いずれにせよ、中国は今後EU圏内での生産にシフトして行くことは明らかとなっている。その第一弾がスペインの日産工場の跡地を利用して中国のChery社が生産を開始する。皮肉なもので、1970年代に日本車がヨーロッパで生産開始となり、それに韓国車が続いた。そして、これから中国車がヨーロッパで「Made in Europe」として生産が盛んになる。

日産は1979年にバルセロナで生産を開始したが、提携先のルノーとの関係から2021年に撤退を余儀なくさせられた。その跡地に中国のChery社が進出するということだ。

Cheryは日産が進出した時に関係をもったスペインのEBROも参加して年間で15万台の生産を目指すとしている。その為の最初の投資資金は5億ユーロ。そのあと12億5000ユーロを投資するとしている。従業員は先ず1000名からスタート。2029年までに年間30万台の生産を目標にしている。

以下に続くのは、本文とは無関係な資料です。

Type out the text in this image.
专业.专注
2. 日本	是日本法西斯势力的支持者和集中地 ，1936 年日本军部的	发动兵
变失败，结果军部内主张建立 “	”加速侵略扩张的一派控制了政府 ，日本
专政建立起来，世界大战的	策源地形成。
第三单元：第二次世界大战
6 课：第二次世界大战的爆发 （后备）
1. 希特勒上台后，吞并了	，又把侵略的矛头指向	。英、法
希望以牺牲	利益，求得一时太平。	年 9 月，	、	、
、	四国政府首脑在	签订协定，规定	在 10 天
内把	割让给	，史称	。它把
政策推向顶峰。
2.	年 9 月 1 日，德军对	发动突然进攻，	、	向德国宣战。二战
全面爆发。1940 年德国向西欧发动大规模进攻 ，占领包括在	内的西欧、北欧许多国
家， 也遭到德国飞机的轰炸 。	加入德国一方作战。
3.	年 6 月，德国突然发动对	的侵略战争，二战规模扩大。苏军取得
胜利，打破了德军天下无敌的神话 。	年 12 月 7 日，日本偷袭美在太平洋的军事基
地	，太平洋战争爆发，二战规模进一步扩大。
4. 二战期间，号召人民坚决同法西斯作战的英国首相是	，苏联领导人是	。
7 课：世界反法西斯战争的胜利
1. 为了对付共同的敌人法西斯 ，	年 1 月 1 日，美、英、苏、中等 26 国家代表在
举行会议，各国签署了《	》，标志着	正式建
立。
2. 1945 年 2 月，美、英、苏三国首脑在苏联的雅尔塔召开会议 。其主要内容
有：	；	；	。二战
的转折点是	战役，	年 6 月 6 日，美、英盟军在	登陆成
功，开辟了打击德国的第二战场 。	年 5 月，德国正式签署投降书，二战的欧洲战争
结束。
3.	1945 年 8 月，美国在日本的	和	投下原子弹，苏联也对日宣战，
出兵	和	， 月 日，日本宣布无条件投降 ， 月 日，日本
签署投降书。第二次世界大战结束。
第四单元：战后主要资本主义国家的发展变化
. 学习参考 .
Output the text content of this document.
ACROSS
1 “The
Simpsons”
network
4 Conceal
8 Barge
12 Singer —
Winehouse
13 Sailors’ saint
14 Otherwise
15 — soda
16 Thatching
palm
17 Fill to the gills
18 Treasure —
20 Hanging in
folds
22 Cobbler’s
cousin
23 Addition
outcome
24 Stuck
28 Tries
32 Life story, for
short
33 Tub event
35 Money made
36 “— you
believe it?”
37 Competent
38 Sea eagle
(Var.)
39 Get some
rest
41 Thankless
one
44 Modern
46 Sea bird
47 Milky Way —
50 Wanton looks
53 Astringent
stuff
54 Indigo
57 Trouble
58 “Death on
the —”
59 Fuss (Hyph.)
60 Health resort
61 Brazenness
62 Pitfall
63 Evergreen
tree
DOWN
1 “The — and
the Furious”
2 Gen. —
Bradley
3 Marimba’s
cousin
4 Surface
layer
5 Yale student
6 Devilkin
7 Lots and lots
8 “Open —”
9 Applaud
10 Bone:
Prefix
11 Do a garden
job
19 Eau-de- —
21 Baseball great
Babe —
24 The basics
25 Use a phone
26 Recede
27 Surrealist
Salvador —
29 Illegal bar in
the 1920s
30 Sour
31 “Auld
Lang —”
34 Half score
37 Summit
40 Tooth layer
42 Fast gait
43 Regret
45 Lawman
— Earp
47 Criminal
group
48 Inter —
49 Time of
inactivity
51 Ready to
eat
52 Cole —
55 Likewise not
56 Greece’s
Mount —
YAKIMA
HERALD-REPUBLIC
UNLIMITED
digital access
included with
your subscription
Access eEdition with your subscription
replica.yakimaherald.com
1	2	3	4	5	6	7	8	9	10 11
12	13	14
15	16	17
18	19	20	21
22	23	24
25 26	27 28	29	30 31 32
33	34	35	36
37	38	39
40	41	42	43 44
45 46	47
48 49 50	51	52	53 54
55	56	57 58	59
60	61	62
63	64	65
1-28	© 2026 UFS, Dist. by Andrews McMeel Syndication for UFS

スペインがEU資金をChery社に提供しようとしていることにEUは不満

これに対して、EU委員会が不満に感じているのは、スペイン政府がこの進出に伴ってEU資金をChery社に提供しようとしている姿勢だ。

Chery社以外の中国他社の進出を見ると以下のようになっている。

Geely:ベルギーでモデルEX30やEX90を生産するとしている。 BYD:2026年までにハンガリーで生産開始。当初、年間15万台、そのあと30万台まで生産量を増加させるとしている。 Dong Feng Motor:イタリア政府と現在交渉中で年間10万台を目標にしている。 DR:イタリアのブランド車であるが、中国で部品を生産して半製品でイタリアに輸入している。

以上が、現在明らかされている中国のEVのEU市場におけるプランだ。